On Thursday the issue of the legality of local funding flared at Prime Minister Tony Abbott’s announcement that there had now been six months without illegal boat arrivals, prompting the nation’s leader to give reassurances that the status quo should continue.
“We’ve only just got the judgment. The Attorney-General is having a look at it as we speak, and there will be a response as soon as we can, appropriately respond,” the Prime Minister said.
“Obviously we want our existing programs to continue. We particularly want the chaplaincy program to continue because it’s one that we invented. It’s one that we supported. It’s one that we took to the election. But we have to look at the decision and see exactly what its ramifications are and then we will be in a better position to respond.”
The PM’s up-front emphasis on the chaplaincy program over programs like Roads to Recovery is understood to have annoyed some Nationals and regional Coalition members who see infrastructure and services funding as a more pertinent article of political faith.
In the Senate on Thursday, Federal Attorney General George Brandis was making reassuring noises and trying to cool rising tensions over highly sensitive programs like Roads to Recovery.
Local government associations in the states were not about to let the latest big legal problem for funding problem go unnoticed.
The Local Government Association of Queensland (LGAQ) warned the High Court’s decision “has profound implications for the future of direct federal funding for programs delivered to local communities” and that direct federal-to-local funding “stretched back more 40 years.”
“It works for local communities and we would like to see it continue,” said LGAQ President Margaret de Wit. “It is in the community’s interest for local government to have an ongoing direct funding relationship with the Federal Government.”
Yet despite deep worries of councils, and a lack of political attention in the run-up to the finding, the High Court’s decision was far from unexpected.
The urgent need to find a lasting fix to the Constitutional problem of direct federal funding via a referendum for a Constitutional amendment had, against the odds, garnered actually tri-partisan support during the term of the last government after the issue was heavily pushed by former balance of power independents Tony Windsor and Rob Oakeshott and then independent Bob Katter.

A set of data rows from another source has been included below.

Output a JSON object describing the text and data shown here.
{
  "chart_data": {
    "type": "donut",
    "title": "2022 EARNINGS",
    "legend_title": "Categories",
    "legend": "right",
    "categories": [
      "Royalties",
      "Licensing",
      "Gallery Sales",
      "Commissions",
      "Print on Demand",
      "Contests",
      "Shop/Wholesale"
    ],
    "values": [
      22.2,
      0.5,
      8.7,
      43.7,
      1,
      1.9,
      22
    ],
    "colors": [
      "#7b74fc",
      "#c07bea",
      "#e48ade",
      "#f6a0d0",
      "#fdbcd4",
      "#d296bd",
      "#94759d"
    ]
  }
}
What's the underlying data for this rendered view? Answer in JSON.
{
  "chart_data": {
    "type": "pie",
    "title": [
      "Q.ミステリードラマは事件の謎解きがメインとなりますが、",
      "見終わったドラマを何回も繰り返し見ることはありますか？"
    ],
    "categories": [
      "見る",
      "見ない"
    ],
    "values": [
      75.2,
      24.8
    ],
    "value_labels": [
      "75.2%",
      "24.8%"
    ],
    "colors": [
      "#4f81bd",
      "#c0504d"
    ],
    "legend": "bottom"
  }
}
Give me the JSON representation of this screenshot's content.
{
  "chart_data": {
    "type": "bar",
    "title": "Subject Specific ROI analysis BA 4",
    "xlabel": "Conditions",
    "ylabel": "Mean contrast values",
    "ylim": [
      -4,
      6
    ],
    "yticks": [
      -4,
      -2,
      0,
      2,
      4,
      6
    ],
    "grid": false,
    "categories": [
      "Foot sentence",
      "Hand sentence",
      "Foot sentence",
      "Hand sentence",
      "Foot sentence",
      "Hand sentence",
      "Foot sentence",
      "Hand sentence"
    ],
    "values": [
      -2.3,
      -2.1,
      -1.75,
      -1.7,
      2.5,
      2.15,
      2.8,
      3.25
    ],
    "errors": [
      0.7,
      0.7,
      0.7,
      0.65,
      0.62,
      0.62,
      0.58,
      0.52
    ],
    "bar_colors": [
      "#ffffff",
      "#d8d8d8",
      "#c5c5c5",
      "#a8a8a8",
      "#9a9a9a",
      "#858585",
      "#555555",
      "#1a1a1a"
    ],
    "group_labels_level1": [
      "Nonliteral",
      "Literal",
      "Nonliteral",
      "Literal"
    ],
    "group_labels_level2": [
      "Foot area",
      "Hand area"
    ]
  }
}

The push for a referendum by the independents had been one of the key demands that allowed Julia Gillard and Labor to form a minority government, but was also agreed to by the Coalition with strong support from the Nationals, particularly then shadow for local government Barnaby Joyce, who is now Agriculture Minister.
The push got as far as wording for the referendum being finalised, the date being set and funding allocated for both the Yes and No cases to mount their arguments.
However in the final days of the 2013 Federal Election campaign, Coalition support for the referendum came badly unstuck after Tony Abbott cautioned people against voting for something they might not understand – rather than backing and explaining the case for change as previously agreed.
Two time former Prime Minister Kevin Rudd then hammered the final nail in the referendum coffin by selecting an election date that was outside (and before) the legislative window of opportunity for the crucial vote to take place.
Consequently, the Abbott government has now been left with the highly risky task of trying to sustain more than 420 electorally popular but fragile schemes that it inadvertently pulled the funding plug on – a challenge made all the harder by a federal Budget that cost shifted $80 billion back to the states.
Given that Abbott government has now conspicuously committed to two big picture reform white papers one on the Federation and another on taxation – the most obvious question now is what role local governments will play in that process, and what kind of clout they will carry.
The ramifications Williams case still have some way to run.